Our Brand is Crisis
The doculmentary, “Our Brand is Crisis”, directed by Rachel Boynton demonstrates how American political tactics influenced, and eventually won the presidency for Gonzalaz Sanchez de Lorenza, known as “Goni” in Bolivia. The film follows the American political consulting firm of Greenville Carvill Shrum and its methods for achieving the election of Goni. This firm used a number of American techniques to influence the election in a country with a much different political and economic history than the United States. The consultants used focus groups and polls to discover what adds were most benficial for the popularity of thier candidant. Notably, the consultants ran a rather “dirty: campaign against the opposing candidates, espessially Manfred Reyes Villa, whom they accused of corruption and attacted his vast aquistion of wealth and military background.
Possibly more important than following the campaign practices of Goni and his American consultants, was the portrayel of the economic strife that was clearly present in Bolivia, whch brought about huge protests from the indeginous, working class peasants, led by another candidate for the presidency Evo Morales. Irocically the American consultants didn’t see much strenth in Morales’ campaign which was more popularly concentrated in the countryside. To understand the situation in Bolivian politics, one must look at the dire economic circumstances present in the country at the time of the election. According to James M. Cypher, “Latin America engaged in an indiscriminate opening to foreign capital, thus permitting its pattern of national economic development to become hostage to the volatile and perverse whims of global financial markets.
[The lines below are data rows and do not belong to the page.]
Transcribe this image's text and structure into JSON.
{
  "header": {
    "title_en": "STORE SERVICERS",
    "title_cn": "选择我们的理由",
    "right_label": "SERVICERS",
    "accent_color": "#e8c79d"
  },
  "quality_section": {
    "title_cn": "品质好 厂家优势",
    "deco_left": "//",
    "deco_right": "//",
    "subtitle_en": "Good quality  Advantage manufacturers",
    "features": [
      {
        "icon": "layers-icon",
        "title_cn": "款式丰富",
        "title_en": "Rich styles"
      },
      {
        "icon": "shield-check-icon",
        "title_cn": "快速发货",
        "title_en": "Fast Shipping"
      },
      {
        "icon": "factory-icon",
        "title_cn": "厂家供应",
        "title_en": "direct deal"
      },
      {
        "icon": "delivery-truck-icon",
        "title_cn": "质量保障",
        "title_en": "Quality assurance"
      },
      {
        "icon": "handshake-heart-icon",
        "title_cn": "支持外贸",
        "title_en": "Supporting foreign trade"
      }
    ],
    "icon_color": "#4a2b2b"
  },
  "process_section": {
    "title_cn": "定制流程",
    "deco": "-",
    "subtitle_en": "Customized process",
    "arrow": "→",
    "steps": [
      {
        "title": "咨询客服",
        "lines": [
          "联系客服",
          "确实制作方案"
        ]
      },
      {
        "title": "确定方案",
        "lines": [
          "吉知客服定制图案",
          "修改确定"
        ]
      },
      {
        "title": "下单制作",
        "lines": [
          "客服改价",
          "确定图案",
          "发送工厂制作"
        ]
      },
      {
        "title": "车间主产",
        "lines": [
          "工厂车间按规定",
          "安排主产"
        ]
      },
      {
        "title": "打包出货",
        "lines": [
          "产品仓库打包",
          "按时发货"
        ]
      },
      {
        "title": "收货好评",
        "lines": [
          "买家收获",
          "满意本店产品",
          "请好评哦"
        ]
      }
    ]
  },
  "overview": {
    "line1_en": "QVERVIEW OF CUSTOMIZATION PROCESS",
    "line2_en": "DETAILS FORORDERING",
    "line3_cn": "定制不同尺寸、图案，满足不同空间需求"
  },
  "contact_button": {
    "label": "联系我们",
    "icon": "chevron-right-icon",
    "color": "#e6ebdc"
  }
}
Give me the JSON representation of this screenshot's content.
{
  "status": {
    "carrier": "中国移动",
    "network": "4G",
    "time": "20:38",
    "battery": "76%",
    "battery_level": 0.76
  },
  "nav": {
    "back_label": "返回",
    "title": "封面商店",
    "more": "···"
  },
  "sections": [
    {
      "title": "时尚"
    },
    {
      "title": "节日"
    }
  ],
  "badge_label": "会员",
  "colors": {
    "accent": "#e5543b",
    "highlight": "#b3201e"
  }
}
Indiscriminate opening of the capital account and slipshod deregulation and privatization of the financial sector-hallmarks of the Latin American economic “revolution” of the 1980s and 1990s-have come under increasing scrutiny. (Cypher, 50)
The low wages for ingiginous families and general economic turmoil, exept within a very small percentage of the population, was brought on by the exploitation of the country’s resourses by large multi-national corporations. “Confessions of an Economic Hit Man” gives good insight into how this explotation took place. These huge corporations push for Latin American nations to be opened up to “free trade” and foreign investment. John Perkins sums up the goal of these multi-national corporations by saying, “That is what we EHMs do best: we build a global empire. We are an elite group of men and women who utilize international financial organizations to foment conditions that make other nations subservient to the corporatocracy running our biggest corporations, our government, and our banks.” (Perkins xx) Basically what happens is that these huge corporations, from nations outside of Latin America, convince the governments of Latin American nations to “capitalize” their industries and, in sum, turn over control of these industries to the corporations, who exploit them and actually remove money from the economy of, for example, Bolivia. This “capitalization” proves to be very economically advantages for a very small, elite, percentatge of the Latin American nation in question, but ultimately has a negative impact on the poor. The question of “captilization” of national industries was at the forefront of the election in which Goni was running. The people were getting poorer and more and more upset with government corruption and the loss of their livlihoods. Goni could not live up to the promises he had made during his campaign to bring the Bolivian Nation, as a whole, to prosperity. Because of this, Evo Morales, would eventually be elected because he formed a visible connection with the poor peasants who were bearing the brunt of the econoomic turmoil caused by government corruption and the exploitation of Bolivian resourses by corporations.